Hilafet kurumunun ortaya çıkışı, oluşum ve gelişim süreci tarihsel olarak pek çok dönüşüm yaşamıştır. Halifenin görev yelpazesi, seçim süreci, halifede aranan nitelikler gibi kurumsal yapıya ilişkin özellikler zaman içerisinde ve dönemin şartlarına uygun şekilde dönüşümler yaşamıştır. Fakat bu değişim sürecinde Kur’an’ın Müslümanlar için aradığı tüm özellikler ve Müslüman’a verdiği tüm mesajlar en başta halifeyi bağlamaktadır. Hz. Muhammed’in yönetim tarzında belirlediği esaslar, yani sünnet bu kurumun oluşumunda etkili olan ikinci kaynaktır. Kur’an ve sünnete ek olarak hilafet kurumunun beslendiği üçüncü kaynak ise içtihat kaynağı olmuştur. Kurum, günün şartlarına uygun içtihat kararlarına dayanan değişimler yaşamış, ayrıca siyasetnameler aracılığı ile yapılan kurumsal eleştiriler de yöneticilerin başvurduğu kaynaklardan olmuştur.
Siyaset teorisyenleri ve İslam alimleri birçok ayete dayanarak hilafetin kurumsal yapısını Kur’an’ın ayetleriyle açıklamaya çalışmışlardır. Bakara(2) Suresi’nin 30. ayetinde yer alan ‘Ben yeryüzünde bir halife yaratacağım’ ayetine atıf yapılarak halifeliğin kurumsal dayanağı oluşturulmaya çalışılmıştır. Sad(38) Suresi 26. ayetinde bulunan ‘Ey Davud! Gerçekten biz seni yeryüzüne halife yaptık. İnsanlar arasında hak ile hüküm ver. Nefis arzuna uyma, yoksa seni Allah’ın yolundan saptırır’ ayetiyle halifenin bir hâkim gibi hareket edebileceğine dair kanıtlar ileri sürülmüştür. Bu ayetle halifeliğin doğası ve onun yargılama yetkisinden bahsedilir. Ayrıca yargılarken nefsine değil adalete ve İslam’a uygun hareket etmesi öğütlenir.

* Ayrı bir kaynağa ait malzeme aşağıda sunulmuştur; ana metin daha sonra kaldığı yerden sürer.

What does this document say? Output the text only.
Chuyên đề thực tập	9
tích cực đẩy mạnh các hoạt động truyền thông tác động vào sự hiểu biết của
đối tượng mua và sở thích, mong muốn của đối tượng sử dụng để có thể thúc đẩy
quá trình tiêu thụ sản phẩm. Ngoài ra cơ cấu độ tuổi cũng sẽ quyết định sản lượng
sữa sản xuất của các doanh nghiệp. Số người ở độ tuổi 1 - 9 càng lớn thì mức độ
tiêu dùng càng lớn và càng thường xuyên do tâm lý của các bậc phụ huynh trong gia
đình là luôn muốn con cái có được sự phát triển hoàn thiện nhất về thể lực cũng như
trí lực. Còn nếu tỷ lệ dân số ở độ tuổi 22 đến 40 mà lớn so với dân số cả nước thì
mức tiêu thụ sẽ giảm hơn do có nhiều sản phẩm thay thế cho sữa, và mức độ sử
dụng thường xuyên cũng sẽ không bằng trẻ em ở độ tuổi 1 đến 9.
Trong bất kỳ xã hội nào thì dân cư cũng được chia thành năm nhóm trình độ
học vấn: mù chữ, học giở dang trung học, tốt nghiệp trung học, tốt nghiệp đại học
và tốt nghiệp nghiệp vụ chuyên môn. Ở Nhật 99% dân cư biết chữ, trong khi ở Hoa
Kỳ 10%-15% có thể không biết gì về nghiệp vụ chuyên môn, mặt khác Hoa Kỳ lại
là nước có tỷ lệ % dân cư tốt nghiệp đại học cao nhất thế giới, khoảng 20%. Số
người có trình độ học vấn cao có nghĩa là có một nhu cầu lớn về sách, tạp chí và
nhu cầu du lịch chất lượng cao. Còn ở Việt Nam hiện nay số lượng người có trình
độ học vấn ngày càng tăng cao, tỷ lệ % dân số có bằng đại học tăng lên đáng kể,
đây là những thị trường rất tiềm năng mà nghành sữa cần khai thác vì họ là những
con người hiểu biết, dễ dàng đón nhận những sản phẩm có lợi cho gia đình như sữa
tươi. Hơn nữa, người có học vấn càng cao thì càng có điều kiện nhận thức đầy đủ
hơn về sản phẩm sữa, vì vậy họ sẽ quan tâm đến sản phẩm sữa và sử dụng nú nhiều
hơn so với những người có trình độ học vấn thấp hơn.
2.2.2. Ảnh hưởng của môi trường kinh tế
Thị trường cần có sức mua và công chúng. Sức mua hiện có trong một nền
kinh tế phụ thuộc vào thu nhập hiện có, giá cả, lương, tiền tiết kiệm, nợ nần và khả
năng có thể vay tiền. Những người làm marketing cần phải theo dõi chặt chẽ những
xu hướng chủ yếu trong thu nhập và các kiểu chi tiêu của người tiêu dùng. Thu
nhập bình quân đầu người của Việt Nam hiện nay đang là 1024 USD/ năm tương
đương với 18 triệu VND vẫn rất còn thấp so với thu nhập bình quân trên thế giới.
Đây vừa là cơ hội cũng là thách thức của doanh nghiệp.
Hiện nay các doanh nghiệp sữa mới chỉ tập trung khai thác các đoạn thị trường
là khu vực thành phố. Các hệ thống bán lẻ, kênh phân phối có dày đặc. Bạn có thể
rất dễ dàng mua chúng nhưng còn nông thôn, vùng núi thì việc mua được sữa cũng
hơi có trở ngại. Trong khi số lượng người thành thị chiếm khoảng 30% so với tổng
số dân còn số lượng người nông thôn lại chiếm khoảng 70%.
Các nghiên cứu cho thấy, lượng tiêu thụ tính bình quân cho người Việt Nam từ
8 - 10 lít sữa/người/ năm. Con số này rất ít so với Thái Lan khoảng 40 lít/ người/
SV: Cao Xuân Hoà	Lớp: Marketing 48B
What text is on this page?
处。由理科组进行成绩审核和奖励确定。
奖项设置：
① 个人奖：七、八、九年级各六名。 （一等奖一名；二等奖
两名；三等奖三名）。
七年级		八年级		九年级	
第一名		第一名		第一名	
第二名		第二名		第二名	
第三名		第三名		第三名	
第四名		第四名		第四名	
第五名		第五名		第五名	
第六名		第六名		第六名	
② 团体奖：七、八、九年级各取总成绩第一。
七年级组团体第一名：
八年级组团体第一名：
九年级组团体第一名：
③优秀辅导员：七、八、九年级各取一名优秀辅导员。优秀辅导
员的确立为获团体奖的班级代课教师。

Aksi takdirde nefsiyle hareket eden bir yöneticinin Allah’ın yolundan sapacağından bahsedilir. Nisa(4) Suresi 59. ayetinde yer alan ‘Ey iman edenler! Allah’a itaat edin, Peygamber’e itaat edin ve sizden olan yöneticilere de…’ cümlesi ise düşünürler tarafından halifeye itaat ve bağlılığın dayanağı olarak öne sürülmüştür. Düşünürler bu ve buna benzer ayetlere atıf yaparak yönetimin ve hilafetin kurumsal dayanaklarını oluşturmaya çalışmışlar, ayrıca kanıt olarak sundukları bu ayetlere dayanarak yöneticilere itaatin gerekli ve meşru olduğunu belirtmişlerdir.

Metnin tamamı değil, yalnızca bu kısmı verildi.